Former Northwestern running back Jesse Brown (EDI ‘22) talks about how his experiences as an athlete inspired him to design a product for patients to stick with their physical therapy programs.

Jesse Brown

To say Jesse Brown is familiar with how physical therapy (PT) should work is an understatement. 

Brown, a former running back on Northwestern's football team, spent much of his athletic career recovering from one injury or another. The first major injury came in eighth grade, when he tore the anterior cruciate ligament (ACL) and meniscus in his right leg. Then with the Wildcats, he suffered a hamstring avulsion, a medial collateral ligament (MCL) tear in his left knee, an ulnar collateral ligament tear in his left thumb, and severe irritation in his right knee. 

Brown's dedication to recovery earned him the No. 1 jersey — a Northwestern tradition voted on by players and bestowed to the person who best exemplifies a committed work ethic, positive attitude, and team-first mentality.

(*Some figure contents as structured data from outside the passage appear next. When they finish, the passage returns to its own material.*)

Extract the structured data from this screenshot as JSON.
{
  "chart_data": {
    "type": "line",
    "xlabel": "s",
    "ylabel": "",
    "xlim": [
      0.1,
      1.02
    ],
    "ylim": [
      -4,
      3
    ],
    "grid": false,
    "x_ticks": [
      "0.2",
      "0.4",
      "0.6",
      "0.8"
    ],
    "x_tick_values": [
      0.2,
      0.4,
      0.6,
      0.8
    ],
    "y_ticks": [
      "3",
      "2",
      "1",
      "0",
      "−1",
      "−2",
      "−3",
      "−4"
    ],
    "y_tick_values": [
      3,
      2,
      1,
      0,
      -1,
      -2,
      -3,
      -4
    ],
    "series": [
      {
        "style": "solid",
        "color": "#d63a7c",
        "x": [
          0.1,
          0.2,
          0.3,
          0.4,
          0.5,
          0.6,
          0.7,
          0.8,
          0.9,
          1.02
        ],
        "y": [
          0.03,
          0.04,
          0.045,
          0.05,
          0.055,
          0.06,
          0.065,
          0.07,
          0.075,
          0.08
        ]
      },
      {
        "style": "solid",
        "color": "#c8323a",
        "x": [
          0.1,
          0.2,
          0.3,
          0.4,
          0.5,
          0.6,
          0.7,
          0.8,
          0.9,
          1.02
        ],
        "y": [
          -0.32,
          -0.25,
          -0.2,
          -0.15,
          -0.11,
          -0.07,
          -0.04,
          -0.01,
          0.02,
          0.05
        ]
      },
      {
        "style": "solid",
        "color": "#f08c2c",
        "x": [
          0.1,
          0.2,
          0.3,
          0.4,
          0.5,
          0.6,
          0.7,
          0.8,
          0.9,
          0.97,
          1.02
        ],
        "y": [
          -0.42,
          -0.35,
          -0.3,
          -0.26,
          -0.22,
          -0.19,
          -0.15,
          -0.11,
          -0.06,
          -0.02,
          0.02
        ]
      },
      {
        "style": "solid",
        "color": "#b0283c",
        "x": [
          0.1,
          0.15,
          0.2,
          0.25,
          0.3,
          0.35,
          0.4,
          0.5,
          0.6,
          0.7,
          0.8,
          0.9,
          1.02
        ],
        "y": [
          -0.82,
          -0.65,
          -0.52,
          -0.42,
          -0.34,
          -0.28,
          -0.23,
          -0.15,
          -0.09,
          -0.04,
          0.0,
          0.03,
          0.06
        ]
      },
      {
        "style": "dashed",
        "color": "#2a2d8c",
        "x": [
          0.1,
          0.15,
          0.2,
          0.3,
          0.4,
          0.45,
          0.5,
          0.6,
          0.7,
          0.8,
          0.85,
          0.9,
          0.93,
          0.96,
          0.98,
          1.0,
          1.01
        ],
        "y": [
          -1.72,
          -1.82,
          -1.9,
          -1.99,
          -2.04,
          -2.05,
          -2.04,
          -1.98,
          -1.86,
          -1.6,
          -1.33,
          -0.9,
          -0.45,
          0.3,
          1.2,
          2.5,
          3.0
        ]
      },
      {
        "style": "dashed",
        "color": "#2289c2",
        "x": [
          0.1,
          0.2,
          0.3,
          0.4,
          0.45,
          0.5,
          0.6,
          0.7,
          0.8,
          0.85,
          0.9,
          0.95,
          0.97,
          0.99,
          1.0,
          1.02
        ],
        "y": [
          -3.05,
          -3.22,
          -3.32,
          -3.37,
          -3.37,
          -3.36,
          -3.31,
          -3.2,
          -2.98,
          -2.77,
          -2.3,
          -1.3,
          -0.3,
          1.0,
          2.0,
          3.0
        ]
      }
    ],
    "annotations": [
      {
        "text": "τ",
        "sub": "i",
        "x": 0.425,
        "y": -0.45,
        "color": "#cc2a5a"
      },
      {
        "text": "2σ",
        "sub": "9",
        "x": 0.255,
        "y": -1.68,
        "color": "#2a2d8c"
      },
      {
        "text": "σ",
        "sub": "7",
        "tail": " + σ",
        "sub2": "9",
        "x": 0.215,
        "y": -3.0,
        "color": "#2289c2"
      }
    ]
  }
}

His personal experiences with physical therapy also inspired him to prototype a physical product to help patients recovering from injury stick to their PT regimen. 

Mehab was developed for his thesis project in Northwestern's Engineering Design Innovation (EDI) program.

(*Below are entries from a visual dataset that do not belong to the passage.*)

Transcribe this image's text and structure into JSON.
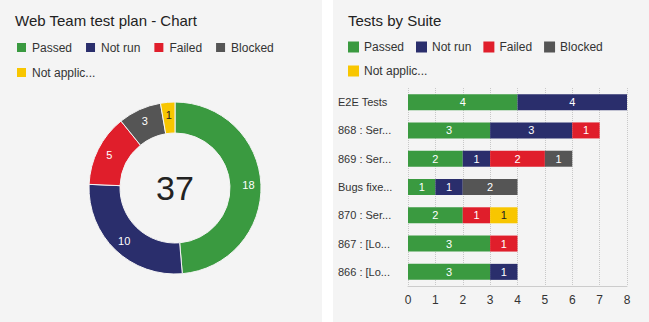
{
  "chart_data": [
    {
      "type": "pie",
      "title": "Web Team test plan - Chart",
      "categories": [
        "Passed",
        "Not run",
        "Failed",
        "Blocked",
        "Not applic..."
      ],
      "values": [
        18,
        10,
        5,
        3,
        1
      ],
      "colors": [
        "#3a9a40",
        "#2a2e6c",
        "#e01e2b",
        "#555555",
        "#f8c600"
      ],
      "total": 37,
      "data_labels": true,
      "legend": "top-left"
    },
    {
      "type": "bar",
      "title": "Tests by Suite",
      "orientation": "horizontal",
      "stacked": true,
      "categories": [
        "E2E Tests",
        "868 : Ser...",
        "869 : Ser...",
        "Bugs fixe...",
        "870 : Ser...",
        "867 : [Lo...",
        "866 : [Lo..."
      ],
      "series": [
        {
          "name": "Passed",
          "color": "#3a9a40",
          "values": [
            4,
            3,
            2,
            1,
            2,
            3,
            3
          ]
        },
        {
          "name": "Not run",
          "color": "#2a2e6c",
          "values": [
            4,
            3,
            1,
            1,
            null,
            null,
            1
          ]
        },
        {
          "name": "Failed",
          "color": "#e01e2b",
          "values": [
            null,
            1,
            2,
            null,
            1,
            1,
            null
          ]
        },
        {
          "name": "Blocked",
          "color": "#555555",
          "values": [
            null,
            null,
            1,
            2,
            null,
            null,
            null
          ]
        },
        {
          "name": "Not applic...",
          "color": "#f8c600",
          "values": [
            null,
            null,
            null,
            null,
            1,
            null,
            null
          ]
        }
      ],
      "xlim": [
        0,
        8
      ],
      "xticks": [
        0,
        1,
        2,
        3,
        4,
        5,
        6,
        7,
        8
      ],
      "grid": true,
      "data_labels": true,
      "legend": "top-left"
    }
  ]
}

“I have been involved in physical therapy and continued rehab for the majority of my 18-year organized athletic career,” Brown said. “I’ve had good and bad experiences surrounding the recovery process, all of which were involved in what inspired and drove me for this thesis project.”

Mehab focuses on the three main factors Brown found contribute to people not continuing with their exercises after being released from PT:

  1. Education about their injury and the role their exercises play in addressing it 
  2. Motivation to remain committed for what can be a months-long process 
  3. Short- and long-term goal-setting and a means to track progress 

“Mehab solves this by addressing all three factors by connecting the personal education, motivation and goal-setting that occurs in-clinic with the PTs to the previously confusing and disconnected at-home exercises,” he said. “(It) gives users easy-to-understand ways to learn, monitor, and adapt during the rehab process.”

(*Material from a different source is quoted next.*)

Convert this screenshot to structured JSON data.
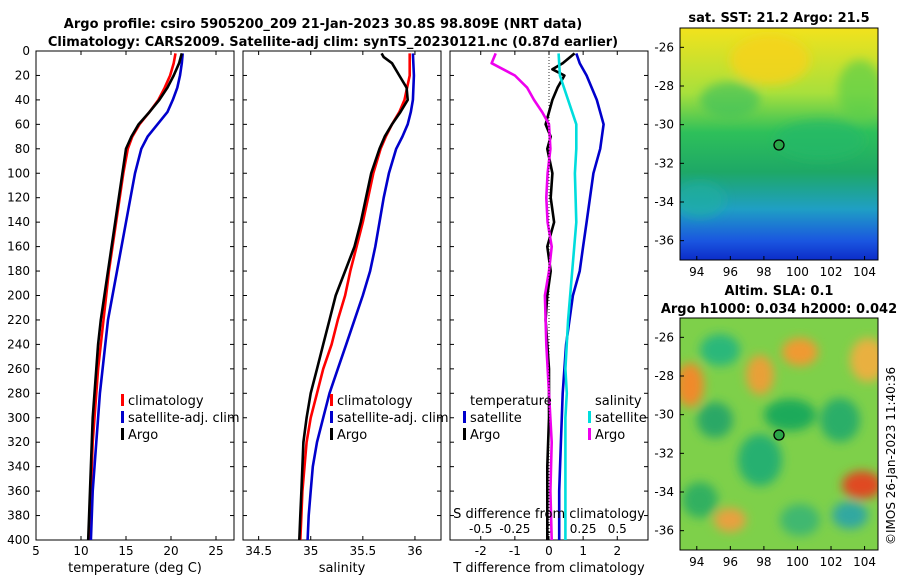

Thesis is a key part of the EDI program. It gives students two quarters to dive deeper into a topic of great interest to them. For Brown, it was natural to use the time as he did. 

“Thesis gives students an opportunity to work on and showcase two things they are passionate about: their chosen topic and their focus of design,” he said. ”It's a great final learning experience before you get going in industry or the next stage in life.”

For Brown, that next stage will be a job as a mechanical design engineer on the hand tools concept team of Milwaukee Tool, a subsidiary of Techtronic Industries, which features brands like Hoover, Dirt Devil and Ryobi. He said the lessons learned in the EDI program, especially its focus on a holistic approach to design, will prepare him for success in his new career. 

“I learned a lot about the practical product design process,” he said. “I learned to be comfortable trusting in my intuition and my experiences for how I should drive the way I design.”

He also learned that he never faces any challenge – be it physical therapy or a new career path – alone. 

“I learned I have an incredible support system from family, friends, instructors, mentors and classmates who will go out of their way to help,” he said. “I feel prepared to take on design projects in industry and confident that I have the capabilities of knowing how to progress in order to design a relevant and useful product.”